After some days, refugees began to pour in from near and far.(36) The Government had not succeeded in besieging the eastern side of the Armenian quarter, and it was still possible to enter the city. On the 16th May no less than 12,000 bread-tickets were issued to refugees. At the same time, owing to privation and exposure, an epidemic of measles broke out among the children, and dysentery and pneumonia among the adults, and many who had escaped the sword of the Moslem fell victims to disease.

As the supply of ammunition was very meagre and the, intention of the Armenians was to prolong their defence till help might come from Armenian volunteers, they were very sparing in its use. They used pistols when they could, and employed all kinds of devices to draw the fire of the enemy and waste his ammunition. At the same time they began to devise means of making bullets and cartridges, and manufacturing smokeless gunpowder and bombs, and succeeded in turning out daily 4,000 (37) cartridges, and even in making three mortars for throwing bombs and bursting shells. In the meantime the Provisional Government issued strict orders for keeping the neutrality of foreign institutions and premises, forbidding armed men to pass through these parts or carry the wounded Armenian soldiers to the American Mission Hospital. A manifesto was also sent to the Turks to the effect that the quarrel was with one man, Djevdet, Bey, not with their Turkish neighbours. Governors come and go, but the two races must continue to live together. Gradually, however, the Armenians succeeded in ousting the Turks from their positions. On the 17th May, after nearly four weeks' resistance, it became obvious that the enemy was putting forward his last efforts.

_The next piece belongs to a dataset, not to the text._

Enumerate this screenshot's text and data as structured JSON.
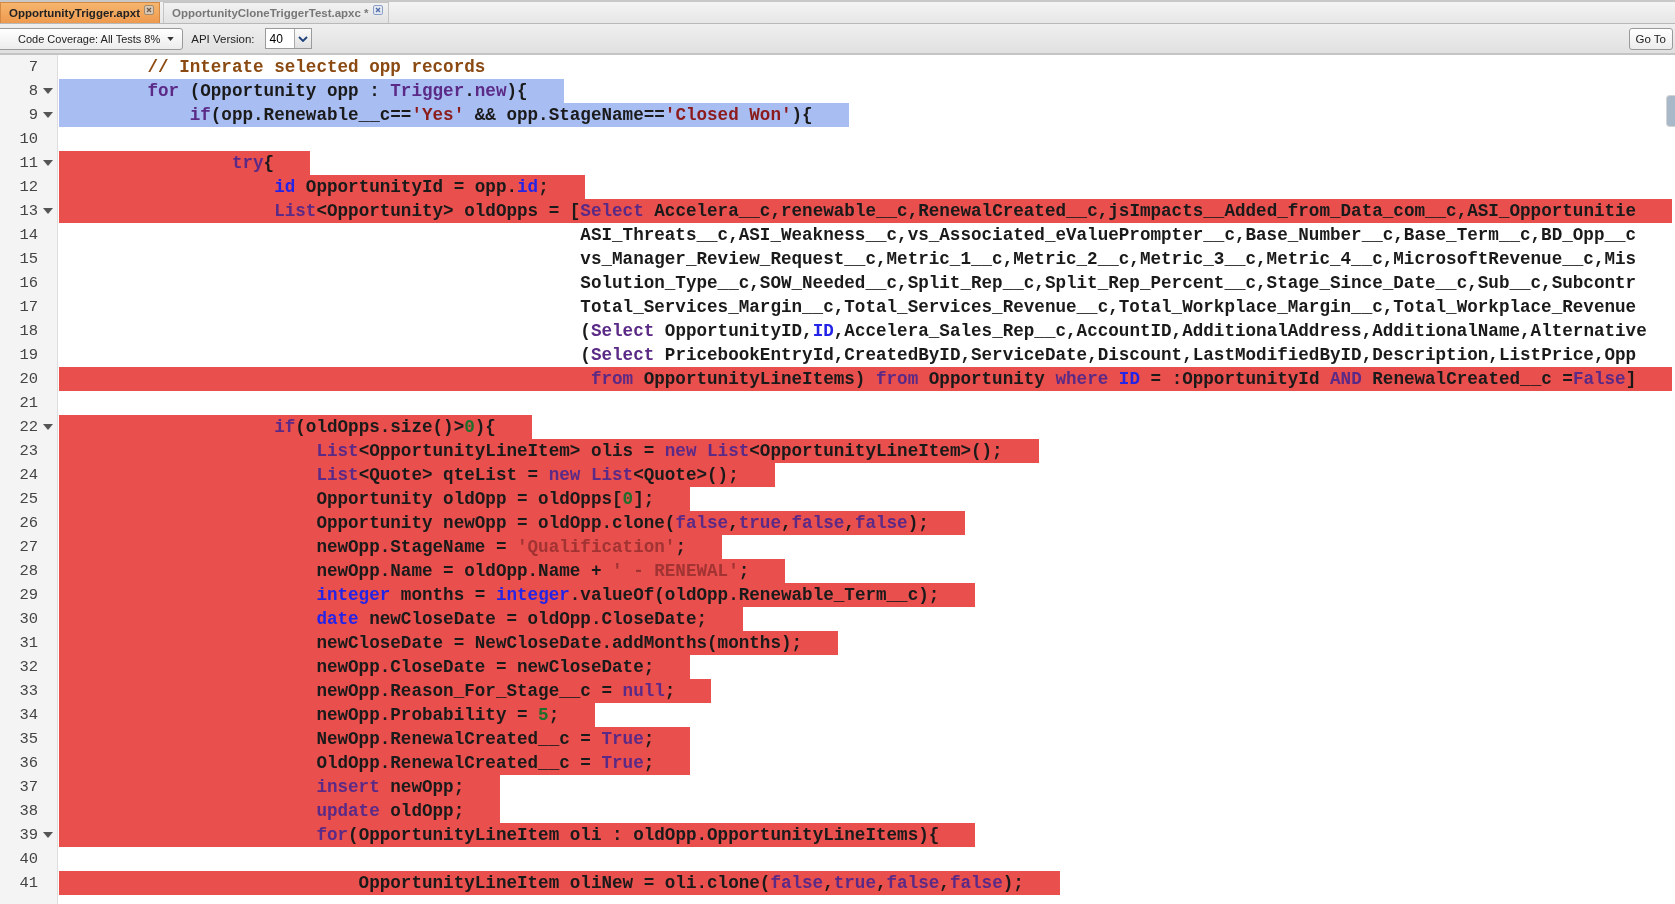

At sunset a daring dash put to flight the remaining Turkish soldiers in the two northern barracks on Toprak-Kalé Hill and below. These two barracks were at once burnt. About midnight another attack put the southern great barracks in Armenian hands, and these, too, were set on fire. Towards morning the news spread that the Turks and soldiers had left the city. It was understood that the Government, on hearing of the approach of the Russian army and the Armenian volunteers, had ordered a systematic retreat some days before, and the last regiment, with the Governor, had evacuated the town on the night of the 18th May. Immediately hungry and starved people rushed toward the Turkish quarters to satisfy their feelings of justice by plundering and burning. Shortly after, news came that the Russian army, with Armenian volunteers, was in sight. The joy of the people was boundless ; tears of gladness and of emotion for what they had suffered during the past month, rolled down their cheeks as they made them welcome. The keys of the captured city and of the castle were immediately taken and laid at the feet of the Russian General, who gave orders to the Armenians to organise a Provisional Government for the affairs of the town.